Jean Brunet Pork Pâté with Red Peppers &… | 🦆The Bow Tie Duck Manila

Jean Brunet Pork Pâté with Red Peppers & Olives

A Rustic Sensation

This coarse coun­try pork liv­er pâté from the kitchens of Jean Brunet in the High Pyre­nees is ele­vat­ed by the sweet­ness of red pep­pers and the leafy tang of olives bal­ances the strength of the pork liv­er. Over­all, it’s a delight­ful addi­tion to week­end brunch or long after­noon pic­nics in the park.


Coun­try pâtés — oth­er­wise known as pâtés de cam­pagne — are tra­di­tion­al­ly made with dif­fer­ent parts of pork as well as the liv­er, and are enhanced with herbs and spices avail­able in the sur­round­ing area. The pep­pers and olives take the mean­ing of coun­try­side across bor­ders and cel­e­brate Span­ish influ­ences from the oth­er side of the Pyre­nees. This makes for a hearti­er blend than most pâtés, suit­able for a light lunch as well as an after­noon picnic.

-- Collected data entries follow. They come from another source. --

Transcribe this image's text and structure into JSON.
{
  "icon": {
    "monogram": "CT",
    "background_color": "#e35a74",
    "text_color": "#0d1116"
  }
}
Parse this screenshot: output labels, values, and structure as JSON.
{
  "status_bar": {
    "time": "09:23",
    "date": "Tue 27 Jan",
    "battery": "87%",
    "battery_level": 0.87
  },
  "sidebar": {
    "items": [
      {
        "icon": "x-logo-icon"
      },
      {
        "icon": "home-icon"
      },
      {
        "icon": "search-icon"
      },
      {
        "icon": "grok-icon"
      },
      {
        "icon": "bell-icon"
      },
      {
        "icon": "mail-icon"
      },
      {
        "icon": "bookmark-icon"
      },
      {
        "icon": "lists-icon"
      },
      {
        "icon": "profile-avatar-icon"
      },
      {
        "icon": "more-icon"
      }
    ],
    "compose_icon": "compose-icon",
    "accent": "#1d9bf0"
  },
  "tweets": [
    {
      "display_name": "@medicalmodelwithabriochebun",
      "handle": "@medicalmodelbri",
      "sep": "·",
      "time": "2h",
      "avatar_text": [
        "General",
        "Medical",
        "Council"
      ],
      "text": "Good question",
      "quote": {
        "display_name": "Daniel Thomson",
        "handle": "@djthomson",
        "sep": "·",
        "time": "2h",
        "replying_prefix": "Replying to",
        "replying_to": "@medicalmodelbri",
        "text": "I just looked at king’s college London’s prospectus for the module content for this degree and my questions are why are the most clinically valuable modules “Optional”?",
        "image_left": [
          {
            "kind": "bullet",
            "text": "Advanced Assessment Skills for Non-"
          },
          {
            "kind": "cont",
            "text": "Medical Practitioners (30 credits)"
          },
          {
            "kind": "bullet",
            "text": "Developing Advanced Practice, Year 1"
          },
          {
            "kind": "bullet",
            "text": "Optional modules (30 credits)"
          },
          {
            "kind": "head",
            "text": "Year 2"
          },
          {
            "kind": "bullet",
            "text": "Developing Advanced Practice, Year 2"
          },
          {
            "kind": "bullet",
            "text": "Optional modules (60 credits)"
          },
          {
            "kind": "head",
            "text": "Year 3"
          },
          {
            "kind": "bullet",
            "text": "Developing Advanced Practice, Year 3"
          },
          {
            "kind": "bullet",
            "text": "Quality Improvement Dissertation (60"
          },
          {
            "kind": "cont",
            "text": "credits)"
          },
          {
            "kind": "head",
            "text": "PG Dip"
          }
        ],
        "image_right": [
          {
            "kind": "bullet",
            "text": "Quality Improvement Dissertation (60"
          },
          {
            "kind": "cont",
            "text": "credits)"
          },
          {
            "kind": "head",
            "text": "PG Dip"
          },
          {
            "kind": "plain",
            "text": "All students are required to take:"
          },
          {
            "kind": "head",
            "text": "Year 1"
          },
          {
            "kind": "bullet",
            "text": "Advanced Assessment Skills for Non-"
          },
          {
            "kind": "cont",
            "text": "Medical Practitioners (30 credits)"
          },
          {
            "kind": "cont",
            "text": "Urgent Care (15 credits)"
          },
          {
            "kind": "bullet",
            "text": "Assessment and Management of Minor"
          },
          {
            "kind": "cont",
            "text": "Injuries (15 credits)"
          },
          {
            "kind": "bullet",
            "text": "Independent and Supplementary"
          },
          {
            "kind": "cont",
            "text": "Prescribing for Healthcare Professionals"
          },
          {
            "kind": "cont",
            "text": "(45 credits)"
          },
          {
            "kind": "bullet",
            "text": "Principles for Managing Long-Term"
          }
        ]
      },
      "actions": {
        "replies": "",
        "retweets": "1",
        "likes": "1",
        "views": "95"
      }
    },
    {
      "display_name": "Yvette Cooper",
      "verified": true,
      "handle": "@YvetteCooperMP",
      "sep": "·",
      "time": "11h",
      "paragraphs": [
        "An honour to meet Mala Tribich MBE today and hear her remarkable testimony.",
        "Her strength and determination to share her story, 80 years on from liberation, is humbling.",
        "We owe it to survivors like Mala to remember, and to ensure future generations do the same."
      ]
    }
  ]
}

While pâtés are tra­di­tion­al pic­nic food or lun­cheon food, the ample fat­ty fla­vor of this pork vari­ant makes it suit­able for even the more eclec­tic pair­ings. Asian fusion lovers will find it takes the sim­ple Viet­namese bánh mì sand­wich to an entire­ly new gourmet lev­el. Fin­ish off the meal with a love­ly Chablis — great with any pork dish! — or a young Bor­deaux. Gin lovers, you’re in for a treat. The fresh botan­i­cal taste of the junipers and lemons in our Grif­fo Scott Street Gin also pair beau­ti­ful­ly with a pâté-laden meal. Gin fizz or gim­let, anyone?


Almost all things French or gen­er­al­ly Euro­pean have lay­ers and lev­els to them that leave the rest of the world some­what at a loss. The soft­er side of char­cu­terie is no excep­tion. A pâté is for­mal­ly con­sid­ered a very fine-tex­tured dish made from liv­er, while a ter­rine is made from the chunki­er cuts of meat. How­ev­er, a pâté can also be a ter­rine — if it is made in the bak­ing dish of that name! Nowa­days, as char­cu­terie spe­cial­ists exper­i­ment with more and more com­bi­na­tions and fla­vors, the terms pâté and ter­rine are used interchangeably. 

Storage Instructions

Store unopened con­tain­ers of pâté in a cool, dry panty. Once opened, pâté will keep three to four days in the refrig­er­a­tor. It can also be frozen for up to two months, though we rec­om­mend you con­sume it as soon as possible!